In Part One we raced through some basics, including the central limit theorem which is very handy.

This theorem tells us that even if we don’t know the type of distribution of a population we can say something very specific about the mean of a sample from that population (subject to some caveats).

Even though this theorem is very specific and useful it is not the easiest idea to grasp conceptually. So it is worth taking the time to think about it – before considering the caveats..

### What do we know about Samples taken from Populations?
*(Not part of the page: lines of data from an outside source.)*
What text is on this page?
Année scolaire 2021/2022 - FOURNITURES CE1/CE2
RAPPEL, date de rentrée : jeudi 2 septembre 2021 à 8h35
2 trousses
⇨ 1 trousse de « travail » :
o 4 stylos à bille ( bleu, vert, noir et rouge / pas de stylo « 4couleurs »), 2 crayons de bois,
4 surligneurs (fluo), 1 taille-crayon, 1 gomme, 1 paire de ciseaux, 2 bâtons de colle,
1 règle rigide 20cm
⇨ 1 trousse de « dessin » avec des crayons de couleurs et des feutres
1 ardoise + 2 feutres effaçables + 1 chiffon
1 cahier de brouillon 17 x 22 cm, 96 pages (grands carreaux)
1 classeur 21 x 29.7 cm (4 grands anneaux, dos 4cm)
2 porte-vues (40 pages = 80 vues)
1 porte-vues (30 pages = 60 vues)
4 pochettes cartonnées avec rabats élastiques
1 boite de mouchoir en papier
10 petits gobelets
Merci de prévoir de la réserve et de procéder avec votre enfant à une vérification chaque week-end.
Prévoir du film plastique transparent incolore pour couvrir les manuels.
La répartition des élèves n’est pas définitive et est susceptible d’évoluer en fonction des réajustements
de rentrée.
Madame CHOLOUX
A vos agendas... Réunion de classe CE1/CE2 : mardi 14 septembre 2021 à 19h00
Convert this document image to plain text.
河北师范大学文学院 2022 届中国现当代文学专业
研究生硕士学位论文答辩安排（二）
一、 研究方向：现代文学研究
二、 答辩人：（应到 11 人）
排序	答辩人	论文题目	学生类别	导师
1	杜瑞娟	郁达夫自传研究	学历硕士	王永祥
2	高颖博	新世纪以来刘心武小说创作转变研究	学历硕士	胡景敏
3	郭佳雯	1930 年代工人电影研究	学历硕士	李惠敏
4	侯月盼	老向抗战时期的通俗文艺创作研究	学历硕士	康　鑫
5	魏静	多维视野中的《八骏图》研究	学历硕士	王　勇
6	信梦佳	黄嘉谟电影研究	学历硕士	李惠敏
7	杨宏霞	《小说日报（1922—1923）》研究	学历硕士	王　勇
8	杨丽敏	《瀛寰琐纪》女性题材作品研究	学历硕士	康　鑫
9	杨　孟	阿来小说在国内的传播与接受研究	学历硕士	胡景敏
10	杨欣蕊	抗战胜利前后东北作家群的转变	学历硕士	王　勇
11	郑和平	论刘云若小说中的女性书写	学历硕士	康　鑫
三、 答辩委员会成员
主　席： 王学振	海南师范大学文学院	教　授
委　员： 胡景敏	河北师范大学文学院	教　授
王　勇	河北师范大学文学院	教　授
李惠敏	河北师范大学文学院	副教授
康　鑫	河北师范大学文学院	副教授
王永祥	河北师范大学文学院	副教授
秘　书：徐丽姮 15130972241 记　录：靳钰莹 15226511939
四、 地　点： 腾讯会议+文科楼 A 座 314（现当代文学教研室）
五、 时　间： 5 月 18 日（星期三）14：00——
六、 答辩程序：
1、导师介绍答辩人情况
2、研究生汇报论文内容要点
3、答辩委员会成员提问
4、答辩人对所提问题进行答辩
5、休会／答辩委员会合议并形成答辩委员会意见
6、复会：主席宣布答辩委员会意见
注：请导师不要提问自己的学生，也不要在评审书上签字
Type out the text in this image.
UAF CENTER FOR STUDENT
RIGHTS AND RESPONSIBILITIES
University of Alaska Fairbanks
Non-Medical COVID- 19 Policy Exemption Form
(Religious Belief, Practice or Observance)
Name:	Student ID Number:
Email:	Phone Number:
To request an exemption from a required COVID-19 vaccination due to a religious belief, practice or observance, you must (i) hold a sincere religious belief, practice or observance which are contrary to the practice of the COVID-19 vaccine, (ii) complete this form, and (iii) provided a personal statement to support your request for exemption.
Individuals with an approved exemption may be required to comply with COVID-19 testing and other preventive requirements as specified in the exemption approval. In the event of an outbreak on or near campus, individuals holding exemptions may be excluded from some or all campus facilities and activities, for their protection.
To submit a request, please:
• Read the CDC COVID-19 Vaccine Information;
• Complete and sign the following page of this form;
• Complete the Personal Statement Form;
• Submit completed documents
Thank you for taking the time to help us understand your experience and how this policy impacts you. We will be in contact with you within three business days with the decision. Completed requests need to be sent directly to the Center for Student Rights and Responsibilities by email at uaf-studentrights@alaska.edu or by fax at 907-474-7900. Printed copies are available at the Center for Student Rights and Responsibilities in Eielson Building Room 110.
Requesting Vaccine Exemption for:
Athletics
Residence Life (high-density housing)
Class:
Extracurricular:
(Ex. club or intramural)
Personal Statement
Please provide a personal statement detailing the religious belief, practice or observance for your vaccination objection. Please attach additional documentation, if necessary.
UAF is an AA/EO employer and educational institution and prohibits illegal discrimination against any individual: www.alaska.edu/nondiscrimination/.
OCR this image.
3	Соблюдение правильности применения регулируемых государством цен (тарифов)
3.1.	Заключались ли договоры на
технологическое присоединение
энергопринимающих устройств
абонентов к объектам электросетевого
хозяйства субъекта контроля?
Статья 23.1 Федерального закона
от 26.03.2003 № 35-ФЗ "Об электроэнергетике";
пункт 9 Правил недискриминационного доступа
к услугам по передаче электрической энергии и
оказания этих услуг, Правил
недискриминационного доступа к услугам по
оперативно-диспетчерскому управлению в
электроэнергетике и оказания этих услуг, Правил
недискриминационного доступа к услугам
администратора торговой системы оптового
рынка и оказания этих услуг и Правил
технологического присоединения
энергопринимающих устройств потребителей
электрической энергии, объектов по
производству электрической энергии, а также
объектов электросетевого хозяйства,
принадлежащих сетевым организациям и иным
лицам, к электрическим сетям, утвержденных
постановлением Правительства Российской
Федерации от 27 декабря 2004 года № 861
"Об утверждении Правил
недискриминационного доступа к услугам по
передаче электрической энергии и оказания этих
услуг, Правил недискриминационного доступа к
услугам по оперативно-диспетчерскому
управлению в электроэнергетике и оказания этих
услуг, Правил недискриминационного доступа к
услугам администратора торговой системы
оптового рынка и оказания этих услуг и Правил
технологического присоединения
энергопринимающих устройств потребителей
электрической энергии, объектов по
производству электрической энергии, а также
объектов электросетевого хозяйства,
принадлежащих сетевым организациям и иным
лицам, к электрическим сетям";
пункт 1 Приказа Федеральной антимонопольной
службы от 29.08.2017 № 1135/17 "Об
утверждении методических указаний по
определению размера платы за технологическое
Usually we can’t measure the entire “population”. So we take a sample from the population. If we do it once and measure the mean (= “the average”) of that sample, then repeat again and again, and then plot the “distribution” of those means of the samples we get the graph on the right:

*Figure 1*

– and the graph on the right follows a normal distribution.

We know the probabilities associated with normal distributions, so this means that even if we have just ONE sampling distribution – *the usual case* – we can assess how likely it is that it comes from a specific population.

Here is a demonstration..

Using Matlab I created a population – the uniform distribution on the left of figure 1. Then I took a random sample from the population. *Note that in real life you don’t know the details of the actual population, this is what you are trying to ascertain via statistical methods*.

*Figure 2*

Each sample was 100 items. The test was made using the known probabilities of the normal distribution – “*is this sample from a population of mean = 10?*” And for a statistical test we can’t get a definite yes or no. We can only get a % likelihood. So a % threshold was set – you can see in figure 3, it was set at 95%.

Basically we are asking, “*is there a 95% likelihood that this sample was drawn from a population with a mean of 10?*”

The exercise of

a) extracting a random sample of 100 items, and

b) carrying out the test

– was repeated 100,000 times

Even though the sample **was** drawn from the actual population every single time, 5% of the time (4.95% to be precise) the test rejected the sample as coming from this population. This is to be expected. Statistical tests can only give answers in terms of a probability.

All we have done is confirmed that the test to 95% threshold gives us 95% correct answers and 5% incorrect answers. **We do get incorrect answers**. So why not increase the level of confidence in the test by increasing the threshold?

Ok, let’s try it. Let’s increase the threshold to 99%:

*Figure 3*

Nice. Now we only get just under 1% false rejections. We have improved our ability to tell whether or not a sample is drawn from a specific population!

Or have we?

Unfortunately there is no free lunch, especially in statistics.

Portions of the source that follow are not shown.